Muszla koncertowa w Ogrodzie Saskim w Lublinie nosi od dzisiaj imię Romualda Lipki. Koledzy zmarłego muzyka z Budki Suflera zagrali także wyjątkowy koncert ku czci kompozytora.
Romuald Lipko zmarł 6 lutego 2020 roku. W pamięci swoich fanów zapisał się jako jeden z filarów Budki Suflera i autor wielu hitów tego zespołu, między innymi: "Cień wielkiej góry" czy "Jolka, Jolka pamiętasz". Muzyk tworzył także piosenki dla takich artystów jak Urszula ("Dmuchawce, latawce, wiatr") czy Izabeli Trojanowskiej ("Wszystko, czego dziś chcę").
- Romuald Lipko był znakomitym muzykiem, kompozytorem i moim bardzo dobrym kolegą. Na pewno zawsze mogłam na nim polegać. Pomógł mi zaistnieć w świadomości wielu słuchaczy. Do dzisiaj ludzie słuchają wielkich przebojów, które napisał. Był taką moją bratnią duszą - tak w rozmowie z nami Romualda Lipkę wspominała w 2020 roku Urszula.
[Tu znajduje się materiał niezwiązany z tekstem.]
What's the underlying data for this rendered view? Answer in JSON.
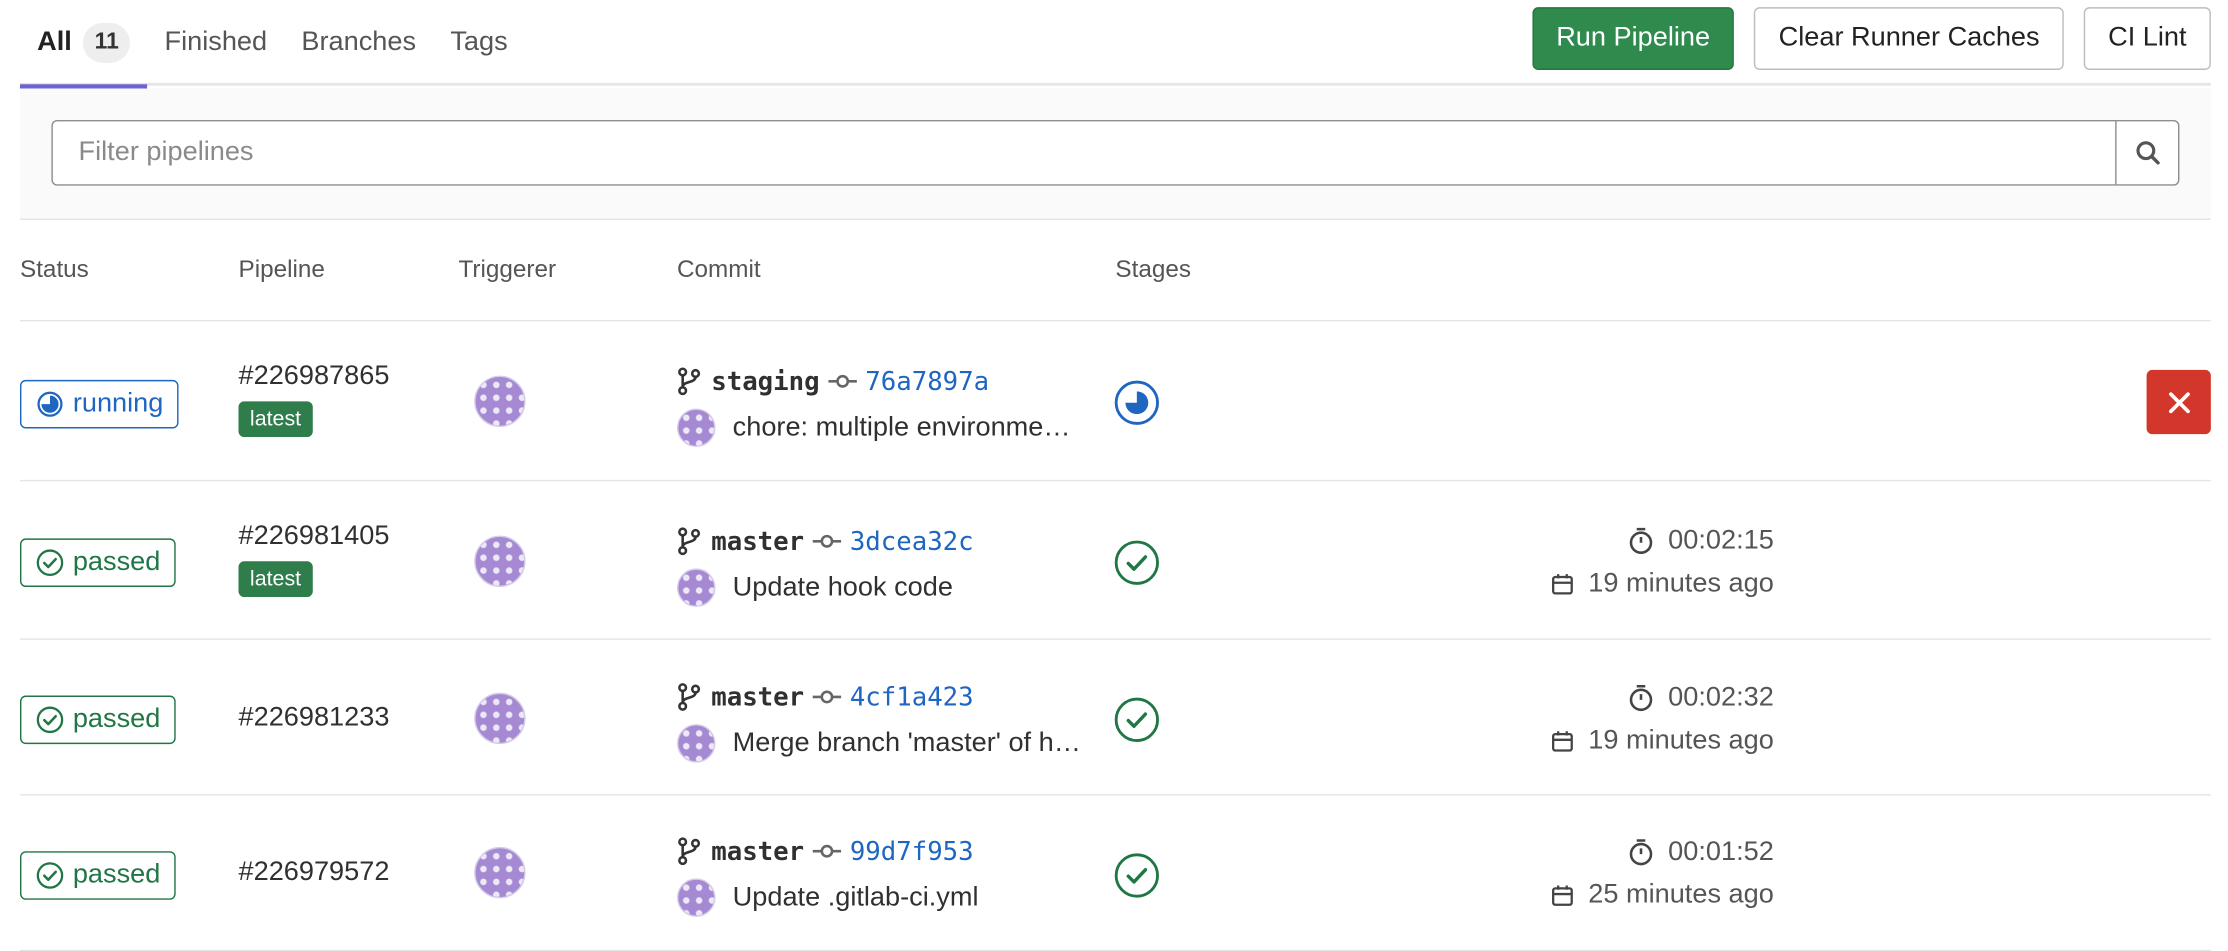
{
  "tabs": [
    {
      "label": "All",
      "count": "11"
    },
    {
      "label": "Finished"
    },
    {
      "label": "Branches"
    },
    {
      "label": "Tags"
    }
  ],
  "actions": {
    "run_pipeline": "Run Pipeline",
    "clear_caches": "Clear Runner Caches",
    "ci_lint": "CI Lint"
  },
  "filter": {
    "placeholder": "Filter pipelines"
  },
  "columns": {
    "status": "Status",
    "pipeline": "Pipeline",
    "triggerer": "Triggerer",
    "commit": "Commit",
    "stages": "Stages"
  },
  "pipelines": [
    {
      "status": "running",
      "id": "#226987865",
      "badge": "latest",
      "branch": "staging",
      "sha": "76a7897a",
      "message": "chore: multiple environme…",
      "duration": "",
      "finished": ""
    },
    {
      "status": "passed",
      "id": "#226981405",
      "badge": "latest",
      "branch": "master",
      "sha": "3dcea32c",
      "message": "Update hook code",
      "duration": "00:02:15",
      "finished": "19 minutes ago"
    },
    {
      "status": "passed",
      "id": "#226981233",
      "badge": "",
      "branch": "master",
      "sha": "4cf1a423",
      "message": "Merge branch 'master' of h…",
      "duration": "00:02:32",
      "finished": "19 minutes ago"
    },
    {
      "status": "passed",
      "id": "#226979572",
      "badge": "",
      "branch": "master",
      "sha": "99d7f953",
      "message": "Update .gitlab-ci.yml",
      "duration": "00:01:52",
      "finished": "25 minutes ago"
    }
  ],
  "colors": {
    "running": "#1f66c1",
    "passed": "#217645",
    "primary": "#2f8a4e",
    "danger": "#d3372b",
    "tab_indicator": "#6b63d2"
  }
}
- Nazywałam go wśród przyjaciół „Beethovenem rocka polskiej muzyki”. On nie korzystał tylko z możliwości, które dają instrumenty klawiszowe, gdy robił aranże, ale korzystał też z orkiestry symfonicznej. Tak jak zresztą zrobił na mojej płycie: tam są prawdziwe instrumenty, wielkie ściany dźwięku. Kiedy ja nagrywałam swoją płytę, to nie bez znaczenia była też obecność w studiu Janka Borysewicza (gitarzysta i współzałożyciel Lady Pank - przyp. aut.). Jego wspaniałe solówki przeszły do historii - tak z kolei mówiła Izabela Trojanowska.